Posso até ter exagerado no uso do verbo patrolar, mas depois do vi hoje contra o Sapucaiense reafirmo que o Inter vence o clássico - e até com facilidade - se Celso Roth mantiver o esquema atual, um esquema que defino como faceiro, e que só pode dar certo contra equipes mais fracas.
Definitivamente. Repito, definitivamente, Roger e Júlio Dos Santos não podem jogar juntos, ao menos fazendo a segunda linha de um meio de campo com apenas dois volantes. Agora, com três volantes, os dois podem jogar mais adiantados, ficando apenas Perea na frente.
O meia paraguaio, que vi pela primeira vez ao vivo, tem muita qualidade no passe e nos lançamentos, normalmente descobre um atacante bem colocado. Agora, não chuta, tem medo de chutar, e nunca tenta o drible. Ele joga obcecado em largar a bola, de preferência, de primeira.
Jogando desse jeito, nunca sofrerá uma entrada mais forte, porque a bola chega nele e já está saindo. Teve um lance em que ele chegou de trás com a bola dominada, no segundo tempo, e chutou. Chutou mal, enquadrou mal o corpo e bateu desajeitado na bola. Descobri, então, porque evita o arremate.
No primeiro tempo, ele dominou a bola na área, com estilo, deixou cair e poderia ter chutado, estava na marca do pênalti, ainda assim preferiu tocar para Roger concluir. É muita solidariedade, falta de egoísmo em excesso.
Roger. Também foi a primeira vez o que vi ao vivo. Antes, só pela TV. Não me entusiasmava. Segue não me entusiasmando. Nesse jogo, caiu demais, como nos outros jogos, e insiste no drible no campo de defesa do Grêmio, armando contra-ataques. Foram dois contra a Sapucaiense. Fosse o Inter pegando a bola ali na intermediária, seria gol. Agora, ele tem muita habilidade, bate bem na bola, é inteligente.
Roth, se quiser vencer o Gre-Nal ou jogos contra equipes de maior categoria, terá de escalar três volantes: Eduardo Costa (o melhor jogador do time) mais dois. Eu escalaria Adilson e William Magrão. Aí sim, mais à frente, Roger e Dos Santos, com Perea. Ou apenas Roger e mais dois atacantes, Roger e Reinaldo, que foi bem contra a Sapucaiense.
Para concluir, assisti ao jogo da arquibancada inferior, em pé, com o sol na cara até o início do segundo tempo. Até que valeu a pena: por 20 reais levei de quebra um banho de sol.
QUESTÃO DE ORDEM
1. Acho que no momento em que escrevo só o fiel leitor MIL NOMEs compareceu, então vou informar o que vi lá no meio do povão: vi muita gente jovem (mulheres aos montes) bebendo cerveja em copos de plástico, grandes. Vi uns três ou quatro jovens embriagados, com cerveja provavelmente morna nas mãos (o calor era insuportável). Então, proibir cerveja nos estádios apenas não resolve, é verdade, mas ajuda muito. Sou, portanto, favorável à proibição.
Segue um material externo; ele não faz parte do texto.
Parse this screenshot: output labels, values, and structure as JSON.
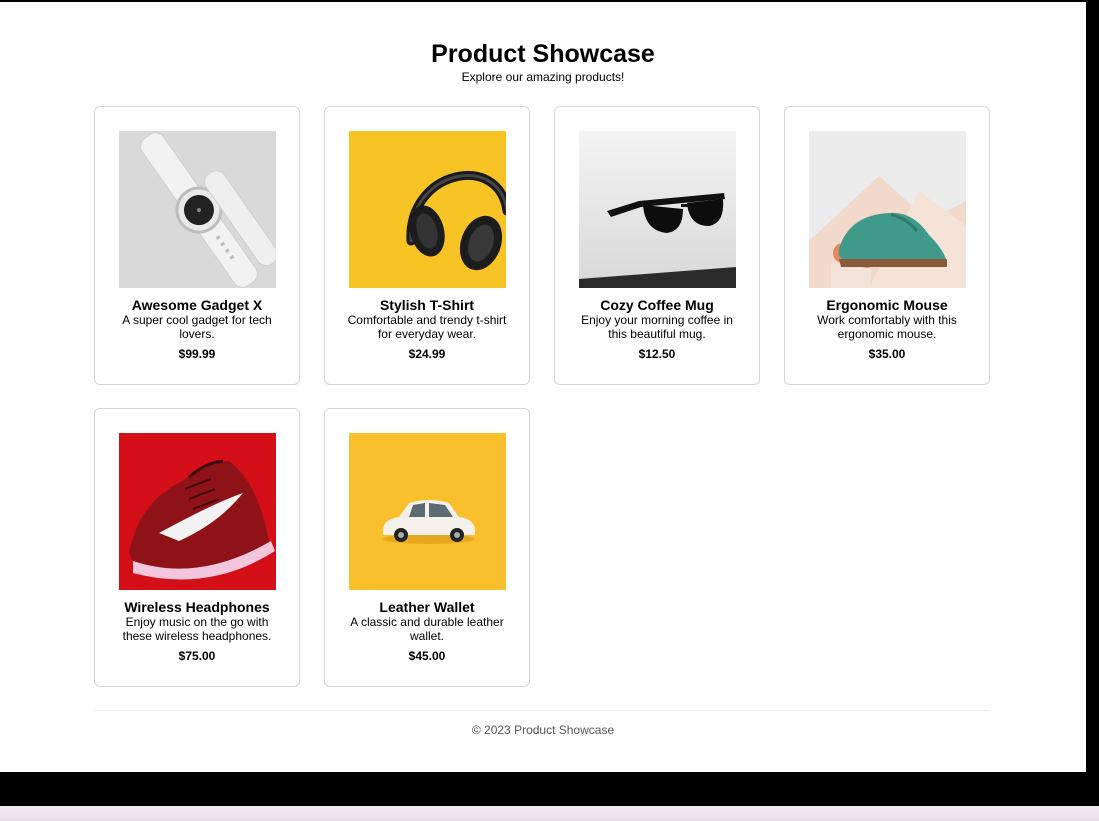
{
  "header": {
    "title": "Product Showcase",
    "subtitle": "Explore our amazing products!"
  },
  "products": [
    {
      "name": "Awesome Gadget X",
      "description": "A super cool gadget for tech lovers.",
      "price": "$99.99",
      "image": "smartwatch-photo"
    },
    {
      "name": "Stylish T-Shirt",
      "description": "Comfortable and trendy t-shirt for everyday wear.",
      "price": "$24.99",
      "image": "headphones-photo"
    },
    {
      "name": "Cozy Coffee Mug",
      "description": "Enjoy your morning coffee in this beautiful mug.",
      "price": "$12.50",
      "image": "sunglasses-photo"
    },
    {
      "name": "Ergonomic Mouse",
      "description": "Work comfortably with this ergonomic mouse.",
      "price": "$35.00",
      "image": "shoe-photo"
    },
    {
      "name": "Wireless Headphones",
      "description": "Enjoy music on the go with these wireless headphones.",
      "price": "$75.00",
      "image": "sneaker-photo"
    },
    {
      "name": "Leather Wallet",
      "description": "A classic and durable leather wallet.",
      "price": "$45.00",
      "image": "toy-car-photo"
    }
  ],
  "footer": {
    "text": "© 2023 Product Showcase"
  }
}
2. Diante do sucesso da Mariana, outras musas da redação estarão ocupando em breve estas páginas. Aguardem. Agora, não se assanhem, nada de nu 'artístico', porque este é um espaço família. Certo, Élvio?
3. Por fim, tem gente querendo o Fernandão fora do time colorado. Primeiro, é um absurdo; segundo, colocar quem? Andrezinho? Vão catar coquinhos.